Как использовать «небезопасную встроенную» политику безопасности контента в Vaadin?

Question

Как использовать «небезопасную встроенную» политику безопасности контента в Vaadin?

Я разрабатываю приложение с Vaadin и использую Content-Security-Policy в своем BootstrapListener. Когда я тестирую свое приложение с помощью OWASP ZAP, у меня возникает проблема с script-src 'unsafe-inline'(средний риск). Когда я удаляю «небезопасный встроенный», мое приложение не работает.

Мой код:

      String csp = "";
String defaultSrc = "default-src 'none'";
String styleSrc = "style-src 'unsafe-inline' 'self'";
String fontSrc = "font-src 'self'";
String scriptSrc = "script-src 'unsafe-inline' 'unsafe-eval' 'self'";
String imgSrc = "img-src 'self'";
String connectSrc = "connect-src 'self'";
String frameAncestors = "frame-ancestors 'self'";
String formAction = "form-action 'self'";
csp = Arrays.asList(defaultSenter code hererc,styleSrc,fontSrc,scriptSrc,imgSrc,connectSrc,frameAncestors,formAction).stream().collect(Collectors.joining(";"));

0

security vaadin content-security-policy owasp unsafe-inline

Источник

appvad 08 апр '22 в 14:31

1 ответ

Другие вопросы по тегам security vaadin content-security-policy owasp unsafe-inline

nemmondod 09 апр '22 в 09:31 2022-04-09 09:31 · Answer 1 · 2022-04-09 09:31

Согласно документации Vaadin с использованием scriptSrc = "script-src 'unsafe-inline' 'unsafe-eval' 'self'";это известное «ограничение» или архитектурный выбор разработчиков, которые вы не можете изменить без серьезных изменений в структуре:

Настройки script-src 'unsafe-inline' 'unsafe-eval' и style-src 'unsafe-inline' необходимы во время запуска приложения Vaadin, то есть процесса начальной загрузки. Процесс начальной загрузки, который запускает приложение, загружает набор виджетов, который является клиентской частью приложения. Он состоит из предварительно скомпилированной логики JavaScript, например, для протокола связи, элемента управления DOM, кнопок, макетов и т. д., но не кода приложения. Набор виджетов является статическим ресурсом.

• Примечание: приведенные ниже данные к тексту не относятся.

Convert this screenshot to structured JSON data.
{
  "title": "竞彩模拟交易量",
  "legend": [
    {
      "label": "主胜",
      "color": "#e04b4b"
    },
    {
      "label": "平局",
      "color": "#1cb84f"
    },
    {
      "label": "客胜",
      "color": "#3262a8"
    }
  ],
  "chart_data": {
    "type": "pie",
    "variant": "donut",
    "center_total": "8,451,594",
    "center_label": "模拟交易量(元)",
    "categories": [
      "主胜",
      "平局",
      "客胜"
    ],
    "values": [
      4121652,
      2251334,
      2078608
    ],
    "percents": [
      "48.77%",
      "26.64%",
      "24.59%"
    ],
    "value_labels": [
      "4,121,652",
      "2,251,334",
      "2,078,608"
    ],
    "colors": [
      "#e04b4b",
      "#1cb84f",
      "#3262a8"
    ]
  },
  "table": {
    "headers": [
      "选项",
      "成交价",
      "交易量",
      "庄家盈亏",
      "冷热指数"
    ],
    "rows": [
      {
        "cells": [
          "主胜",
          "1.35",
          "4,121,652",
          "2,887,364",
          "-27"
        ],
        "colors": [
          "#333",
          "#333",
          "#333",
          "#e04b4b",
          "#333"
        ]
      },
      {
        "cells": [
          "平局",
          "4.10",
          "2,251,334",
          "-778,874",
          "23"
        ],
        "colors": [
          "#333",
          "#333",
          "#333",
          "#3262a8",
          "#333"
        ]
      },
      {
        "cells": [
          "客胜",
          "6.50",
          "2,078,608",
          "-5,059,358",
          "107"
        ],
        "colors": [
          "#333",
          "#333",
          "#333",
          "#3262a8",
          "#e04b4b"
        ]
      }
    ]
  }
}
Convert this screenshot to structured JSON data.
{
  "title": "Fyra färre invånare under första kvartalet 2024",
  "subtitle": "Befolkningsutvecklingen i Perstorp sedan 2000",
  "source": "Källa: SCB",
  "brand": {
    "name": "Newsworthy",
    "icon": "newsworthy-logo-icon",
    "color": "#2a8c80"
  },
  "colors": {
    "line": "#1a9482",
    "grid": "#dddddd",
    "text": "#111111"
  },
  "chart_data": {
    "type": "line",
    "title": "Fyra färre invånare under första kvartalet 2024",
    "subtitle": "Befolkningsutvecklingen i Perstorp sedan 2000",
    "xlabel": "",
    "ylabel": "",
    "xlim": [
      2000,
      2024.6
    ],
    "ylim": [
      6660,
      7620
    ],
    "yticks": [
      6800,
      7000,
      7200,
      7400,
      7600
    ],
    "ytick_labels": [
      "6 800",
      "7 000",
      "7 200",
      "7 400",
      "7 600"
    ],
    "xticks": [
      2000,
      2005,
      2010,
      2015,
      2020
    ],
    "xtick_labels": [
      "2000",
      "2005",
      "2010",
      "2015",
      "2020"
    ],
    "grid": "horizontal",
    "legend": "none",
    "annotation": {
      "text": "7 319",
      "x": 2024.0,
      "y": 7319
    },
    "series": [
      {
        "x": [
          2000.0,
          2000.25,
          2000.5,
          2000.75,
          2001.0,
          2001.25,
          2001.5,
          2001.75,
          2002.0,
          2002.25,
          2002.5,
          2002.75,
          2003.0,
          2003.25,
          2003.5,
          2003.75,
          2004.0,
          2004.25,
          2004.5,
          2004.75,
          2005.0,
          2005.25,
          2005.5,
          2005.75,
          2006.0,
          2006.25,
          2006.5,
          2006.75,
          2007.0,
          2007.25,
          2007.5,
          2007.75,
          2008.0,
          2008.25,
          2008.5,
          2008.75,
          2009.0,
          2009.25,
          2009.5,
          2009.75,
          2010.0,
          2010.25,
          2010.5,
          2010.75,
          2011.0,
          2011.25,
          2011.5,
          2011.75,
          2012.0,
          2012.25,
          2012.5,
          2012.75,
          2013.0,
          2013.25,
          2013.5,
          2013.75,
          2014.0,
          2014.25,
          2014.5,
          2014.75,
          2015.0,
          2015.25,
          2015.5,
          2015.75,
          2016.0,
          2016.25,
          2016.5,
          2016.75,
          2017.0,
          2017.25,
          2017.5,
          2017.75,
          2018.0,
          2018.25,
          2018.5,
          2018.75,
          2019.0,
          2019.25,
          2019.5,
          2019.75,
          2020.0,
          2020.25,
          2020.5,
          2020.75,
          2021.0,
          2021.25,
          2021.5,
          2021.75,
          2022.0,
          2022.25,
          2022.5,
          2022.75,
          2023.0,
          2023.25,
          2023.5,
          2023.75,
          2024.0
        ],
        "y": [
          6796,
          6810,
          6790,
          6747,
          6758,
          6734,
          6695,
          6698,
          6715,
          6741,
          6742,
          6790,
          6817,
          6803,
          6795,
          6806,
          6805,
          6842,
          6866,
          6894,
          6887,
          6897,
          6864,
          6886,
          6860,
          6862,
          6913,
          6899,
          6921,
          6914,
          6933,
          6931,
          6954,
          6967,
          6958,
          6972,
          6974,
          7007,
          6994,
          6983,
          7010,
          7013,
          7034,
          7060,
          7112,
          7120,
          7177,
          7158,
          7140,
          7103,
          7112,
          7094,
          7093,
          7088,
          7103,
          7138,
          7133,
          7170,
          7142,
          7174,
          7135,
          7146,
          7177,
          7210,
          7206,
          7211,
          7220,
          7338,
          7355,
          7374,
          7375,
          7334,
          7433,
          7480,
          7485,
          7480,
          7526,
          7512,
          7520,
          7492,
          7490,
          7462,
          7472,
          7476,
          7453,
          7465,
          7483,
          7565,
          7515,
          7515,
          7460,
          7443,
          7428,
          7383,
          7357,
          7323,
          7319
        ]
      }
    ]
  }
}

После загрузки клиентский движок необходимо запустить с помощью JavaScript.eval().

Следовательно, эти настройки являются архитектурными ограничениями Vaadin, так что фреймворк может запускать свой клиентский движок в браузере.

Сообщается как: отсутствует или небезопасен заголовок «Content-Security-Policy».

XSS/внедрение кода с точки зрения безопасности, то, что вы можете сделать (или, возможно, уже сделали), использует встроенное экранирование для выходных данных:

      Div div = new Div();

// These are safe as they treat the content as plain text
div.setText("<b>This won't be bolded</b>");
div.getElement().setText("<b>This won't be bolded either</b>");
div.setTitle("<b>This won't be bolded either</b>");

// These are NOT safe
div.getElement().setProperty("innerHTML", "<b>This IS bolded</b>");
div.add(new Html("<b>This IS bolded</b>"));

new Checkbox().setLabelAsHtml("<b>This is bolded too</b>");

и санитарная обработка:

      String safeHtml = Jsoup.clean(dangerousText, Whitelist.relaxed());
new Checkbox().setLabelAsHtml(safeHtml);

Кроме того, есть причина, по которой они помечены как «небезопасные», проблема в том, что если в структуре есть недостаток или вы пропустили экранирование, CSP не может отличить введенный код от оригинала. Вы всегда должны «помечать» свои собственные безопасные скрипты, помещая их во внешние файлы или используя nonce.